Литмир - Электронная Библиотека
A
A

Почуяв тугую петлю на шее, застигнутое врасплох животное обратилось против нового противника, но и тот успел повернуть коня и, перекинув конец аркана через плечо, помчался прочь через луговину.

Вот это была гонка! Грузный зверь вынужден был состязаться с самым резвым рысаком. Петля напряглась на его горле, и он пошел скакать сломя голову, не разбирая дороги. Так теперь и скакать ему, пока не надорвется.

Всадник, который несся к беговой дорожке, внезапно уклонился в сторону. Бык промчался мимо, поменявшись с ним местами, но не замечая уже и этого.

А преследователь вытащил ременную плеть и принялся подхлестывать быка, который несся все быстрее. Конский топот, хлопки бича, ликованье зрителей совсем паморки у него отшибли, и он только знай скакал. Бока его были взмылены, на морде пузырилась кровавая пена, язык свесился наружу. Вот и площадка, окруженная ревущей толпой. Тут бык пошатнулся, запнулся о край канавы, пробежал еще довольно далеко, но, не в силах удержаться уже на мощных своих ногах, ткнулся мордой в землю, растянулся на траве и издох.
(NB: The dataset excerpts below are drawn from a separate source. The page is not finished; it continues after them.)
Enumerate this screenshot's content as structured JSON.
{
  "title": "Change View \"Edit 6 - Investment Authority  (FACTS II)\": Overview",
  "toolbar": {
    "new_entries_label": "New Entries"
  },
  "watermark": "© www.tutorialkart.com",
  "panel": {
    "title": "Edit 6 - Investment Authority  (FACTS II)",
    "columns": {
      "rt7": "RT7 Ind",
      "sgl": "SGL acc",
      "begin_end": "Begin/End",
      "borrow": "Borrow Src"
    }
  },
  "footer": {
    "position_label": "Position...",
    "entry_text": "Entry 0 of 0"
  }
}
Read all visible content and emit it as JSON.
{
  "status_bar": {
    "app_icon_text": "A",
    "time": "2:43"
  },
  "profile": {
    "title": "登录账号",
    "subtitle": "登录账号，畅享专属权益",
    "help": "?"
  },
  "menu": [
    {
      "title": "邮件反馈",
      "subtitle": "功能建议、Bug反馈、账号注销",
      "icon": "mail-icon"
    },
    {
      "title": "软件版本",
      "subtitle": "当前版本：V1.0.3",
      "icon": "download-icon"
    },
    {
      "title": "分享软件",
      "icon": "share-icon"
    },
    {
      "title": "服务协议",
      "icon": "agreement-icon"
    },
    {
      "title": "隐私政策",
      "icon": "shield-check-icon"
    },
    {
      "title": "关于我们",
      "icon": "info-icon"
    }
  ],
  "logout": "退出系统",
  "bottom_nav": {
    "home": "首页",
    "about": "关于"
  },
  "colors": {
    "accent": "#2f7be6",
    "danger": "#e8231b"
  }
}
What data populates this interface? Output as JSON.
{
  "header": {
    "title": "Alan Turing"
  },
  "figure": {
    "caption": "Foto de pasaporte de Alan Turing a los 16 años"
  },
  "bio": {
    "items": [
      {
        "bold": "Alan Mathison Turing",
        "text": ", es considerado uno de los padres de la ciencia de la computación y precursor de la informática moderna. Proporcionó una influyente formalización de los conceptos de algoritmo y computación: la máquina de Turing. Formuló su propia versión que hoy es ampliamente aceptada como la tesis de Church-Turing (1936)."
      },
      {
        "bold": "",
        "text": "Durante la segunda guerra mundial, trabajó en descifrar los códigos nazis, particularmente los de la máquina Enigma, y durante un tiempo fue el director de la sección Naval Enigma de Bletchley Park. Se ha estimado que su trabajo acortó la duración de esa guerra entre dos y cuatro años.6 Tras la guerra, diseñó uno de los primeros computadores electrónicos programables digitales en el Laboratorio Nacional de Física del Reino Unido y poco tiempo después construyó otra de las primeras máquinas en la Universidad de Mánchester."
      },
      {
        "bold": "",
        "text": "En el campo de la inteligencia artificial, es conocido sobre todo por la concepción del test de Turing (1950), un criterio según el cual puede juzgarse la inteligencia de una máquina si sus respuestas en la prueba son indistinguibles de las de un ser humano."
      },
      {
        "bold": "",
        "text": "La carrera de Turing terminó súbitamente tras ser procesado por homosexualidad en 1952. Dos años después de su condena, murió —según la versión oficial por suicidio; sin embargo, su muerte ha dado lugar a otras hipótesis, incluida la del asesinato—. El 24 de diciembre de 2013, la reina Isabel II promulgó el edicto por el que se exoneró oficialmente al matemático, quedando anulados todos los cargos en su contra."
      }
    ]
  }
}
С веселыми кликами, возгласами «виват» провожала толпа по улицам нового своего короля, которому перед домом каждого магистратского советника и судьи полагалось остановиться и выпить стакан вина за здоровье хозяина: обычай, показывающий, что венценосному избраннику троицына дня надлежало быть не только отличным наездником, но и добрым питухом. Тем паче что после всех возлияний требовалось еще вкупе с заседателями и в хоромы к Яношу Карпати завернуть.

Оставим за собой право сказать еще в свое время об этих хоромах и тамошних развлечениях, пока же уступим место новому герою нашей истории, дабы и он мог сыграть в ней равно интересную роль, а вещей второстепенных коснемся лишь мимоходом. Нижеследующее увеселение и не относится, кстати, к самым примечательным, разыгрывающимся в доме Карпати обыкновенно в дни его тезоименитства, когда к набобу съезжаются дворяне и цыгане со всей округи и актеры устанавливают под навесом холстинные свои декорации, поэты состязаются в пылких дифирамбах, именитые ораторы произносят витиеватые тосты, – когда фейерверк взвивается к небу, и загораются риги, и смуглорожие музыканты в отблесках пламени подмывающе весело ударяют в смычки, и господа пускаются в пляс с деревенскими молодицами…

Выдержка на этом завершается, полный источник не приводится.